I did a seminar for some respected colleagues at the OU yesterday on James Boyle's book, The Public Domain.
Boyle is an exceptional scholar, activist and storyteller. Needless to day I can't recommend the book highly enough.
In The Public Domain: Enclosing the Commons of the Mind, he eloquently and passionately argues that our culture, science and democracy depend on a delicate balance between ideas that are controlled by intellectual property and those that are freely available in the public domain. He tells a terrific series of engaging stories about, for example, why the building blocks of synthetic biology, business methods, pairs of musical notes are now owned, why blues, jazz or soul music would probably be illegal if it were invented today, why most of 20th century culture is legally unavailable to us, and why the World Wide Web would, most likely, have been killed at birth if lawyers, commerce and policymakers could have reacted quickly enough.

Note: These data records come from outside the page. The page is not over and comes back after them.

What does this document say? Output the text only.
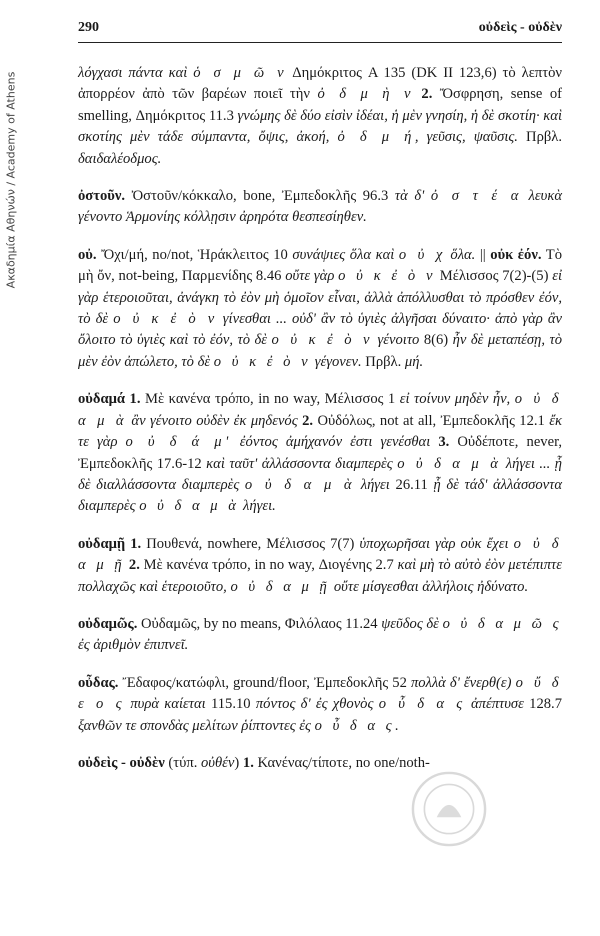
Ακαδημία Αθηνών / Academy of Athens
290	οὐδεὶς - οὐδὲν

λόγχασι πάντα καὶ ὁ σ μ ῶ ν Δημόκριτος A 135 (DK II 123,6) τὸ λεπτὸν ἀπορρέον ἀπὸ τῶν βαρέων ποιεῖ τὴν ὀ δ μ ὴ ν 2. Ὄσφρηση, sense of smelling, Δημόκριτος 11.3 γνώμης δὲ δύο εἰσὶν ἰδέαι, ἡ μὲν γνησίη, ἡ δὲ σκοτίη· καὶ σκοτίης μὲν τάδε σύμπαντα, ὄψις, ἀκοή, ὀ δ μ ή, γεῦσις, ψαῦσις. Πρβλ. δαιδαλέοδμος.

ὀστοῦν. Ὀστοῦν/κόκκαλο, bone, Ἐμπεδοκλῆς 96.3 τὰ δ' ὀ σ τ έ α λευκὰ γένοντο Ἁρμονίης κόλλῃσιν ἀρηρότα θεσπεσίηθεν.

οὐ. Ὄχι/μή, no/not, Ἡράκλειτος 10 συνάψιες ὅλα καὶ ο ὐ χ ὅλα. || οὐκ ἐόν. Τὸ μὴ ὄν, not-being, Παρμενίδης 8.46 οὔτε γὰρ ο ὐ κ ἐ ὸ ν Μέλισσος 7(2)-(5) εἰ γὰρ ἑτεροιοῦται, ἀνάγκη τὸ ἐὸν μὴ ὁμοῖον εἶναι, ἀλλὰ ἀπόλλυσθαι τὸ πρόσθεν ἐόν, τὸ δὲ ο ὐ κ ἐ ὸ ν γίνεσθαι ... οὐδ' ἂν τὸ ὑγιὲς ἀλγῆσαι δύναιτο· ἀπὸ γὰρ ἂν ὄλοιτο τὸ ὑγιὲς καὶ τὸ ἐόν, τὸ δὲ ο ὐ κ ἐ ὸ ν γένοιτο 8(6) ἦν δὲ μεταπέσῃ, τὸ μὲν ἐὸν ἀπώλετο, τὸ δὲ ο ὐ κ ἐ ὸ ν γέγονεν. Πρβλ. μή.

οὐδαμά 1. Μὲ κανένα τρόπο, in no way, Μέλισσος 1 εἰ τοίνυν μηδὲν ἦν, ο ὐ δ α μ ὰ ἂν γένοιτο οὐδὲν ἐκ μηδενός 2. Οὐδόλως, not at all, Ἐμπεδοκλῆς 12.1 ἔκ τε γὰρ ο ὐ δ ά μ' ἐόντος ἀμήχανόν ἐστι γενέσθαι 3. Οὐδέποτε, never, Ἐμπεδοκλῆς 17.6-12 καὶ ταῦτ' ἀλλάσσοντα διαμπερὲς ο ὐ δ α μ ὰ λήγει ... ᾗ δὲ διαλλάσσοντα διαμπερὲς ο ὐ δ α μ ὰ λήγει 26.11 ᾗ δὲ τάδ' ἀλλάσσοντα διαμπερὲς ο ὐ δ α μ ὰ λήγει.

οὐδαμῇ 1. Πουθενά, nowhere, Μέλισσος 7(7) ὑποχωρῆσαι γὰρ οὐκ ἔχει ο ὐ δ α μ ῇ 2. Μὲ κανένα τρόπο, in no way, Διογένης 2.7 καὶ μὴ τὸ αὐτὸ ἐὸν μετέπιπτε πολλαχῶς καὶ ἑτεροιοῦτο, ο ὐ δ α μ ῇ οὔτε μίσγεσθαι ἀλλήλοις ἠδύνατο.

οὐδαμῶς. Οὐδαμῶς, by no means, Φιλόλαος 11.24 ψεῦδος δὲ ο ὐ δ α μ ῶ ς ἐς ἀριθμὸν ἐπιπνεῖ.

οὖδας. Ἔδαφος/κατώφλι, ground/floor, Ἐμπεδοκλῆς 52 πολλὰ δ' ἔνερθ(ε) ο ὔ δ ε ο ς πυρὰ καίεται 115.10 πόντος δ' ἐς χθονὸς ο ὖ δ α ς ἀπέπτυσε 128.7 ξανθῶν τε σπονδὰς μελίτων ῥίπτοντες ἐς ο ὖ δ α ς.

οὐδεὶς - οὐδὲν (τύπ. οὐθέν) 1. Κανένας/τίποτε, no one/noth-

This all adds up to what Boyle calls a 'second enclosure movement' – except that on this occasion we’re not facing an enclosure of the grassy commons of olde Englande but rather an enclosure of the 'commons of the mind' and a serious erosion of the public domain, a state of affairs future generations will rightly condemn us for allowing to happen; at the very point that we have the technical and economic capacity to facilitate universal access to recorded human knowledge, a digital library of Alexandria.
The book, destined to become the standard text in the area, also serves as the Silent Spring of the information society – a clarion call to understand and protect the public domain through scholarship, communication, articulation and recognition of shared interests and values that allow that notion - the public domain - to come into public consciousness and a diverse ecology of activism to support all this. A kind of "environmentalism for information" and the public domain.

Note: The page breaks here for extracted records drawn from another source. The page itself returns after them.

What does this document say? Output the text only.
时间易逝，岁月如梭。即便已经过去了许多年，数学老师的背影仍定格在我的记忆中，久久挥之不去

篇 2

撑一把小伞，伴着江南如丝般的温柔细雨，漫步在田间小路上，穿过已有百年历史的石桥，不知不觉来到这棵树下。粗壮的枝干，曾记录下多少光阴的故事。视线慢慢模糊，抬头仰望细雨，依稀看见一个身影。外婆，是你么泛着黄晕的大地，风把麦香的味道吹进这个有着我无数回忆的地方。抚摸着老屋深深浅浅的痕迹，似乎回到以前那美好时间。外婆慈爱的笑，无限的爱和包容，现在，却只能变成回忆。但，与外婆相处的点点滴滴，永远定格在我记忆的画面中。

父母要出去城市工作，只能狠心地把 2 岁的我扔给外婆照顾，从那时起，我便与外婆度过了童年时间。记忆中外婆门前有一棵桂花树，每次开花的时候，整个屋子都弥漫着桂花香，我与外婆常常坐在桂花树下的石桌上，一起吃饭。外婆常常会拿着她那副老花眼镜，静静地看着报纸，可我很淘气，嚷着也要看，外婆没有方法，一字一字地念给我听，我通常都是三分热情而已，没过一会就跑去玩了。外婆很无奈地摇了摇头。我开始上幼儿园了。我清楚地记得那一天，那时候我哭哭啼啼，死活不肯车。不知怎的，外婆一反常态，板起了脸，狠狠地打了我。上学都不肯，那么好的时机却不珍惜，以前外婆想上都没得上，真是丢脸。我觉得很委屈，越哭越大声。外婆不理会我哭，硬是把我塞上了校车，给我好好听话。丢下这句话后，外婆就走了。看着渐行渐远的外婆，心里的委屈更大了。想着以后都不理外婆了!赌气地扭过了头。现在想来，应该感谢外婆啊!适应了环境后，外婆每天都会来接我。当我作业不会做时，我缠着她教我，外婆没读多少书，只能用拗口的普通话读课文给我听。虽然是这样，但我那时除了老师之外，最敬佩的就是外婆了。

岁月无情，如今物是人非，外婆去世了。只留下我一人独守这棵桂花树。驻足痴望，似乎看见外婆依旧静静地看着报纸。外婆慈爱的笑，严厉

Sadly I can't put the slides on Slideshare since I included some audio and video sequences of the evolution of some songs James mentions in the book and a parody animated sequence of Disney characters explaining copyright, fair use and the public domain.
My thanks to John Naughton, who very kindly attended on his first day of long overdue study leave and recorded proceedings, despite having endulged my rants about IP for more years than he would care to remember. So John had already heard the stories and my views on them on mulitple occasions previously. Thanks also to Doug Clow who made a valiant attempt, live blogging, to make some sense of my incoherent ramblings during the afternoon.
In the final chapter of the book James makes a persuasive and heartfelt plea for a politics of the public domain. Although I'm pessimistic about his vision coming to pass I was just thinking in preparing for the seminar and following on from my presentation at the Gikii conference recently, wouldn't it be nice to have a visual representation of the erosion of the public domain equivalent to the kind of work James Balog does with the Extreme Ice Survey on glaciers.
Update: Just a PS for policymakers. When you do get round to reading The Public Domain and you should, pay particular attention to what Professor Boyle calls the "Jefferson warning" and its corrolary the "Sony axiom".
Update 2: Diane Coyle aka the enlightened economist posted a terrific review of the book at more or less the same time as I was discussing it yesterday.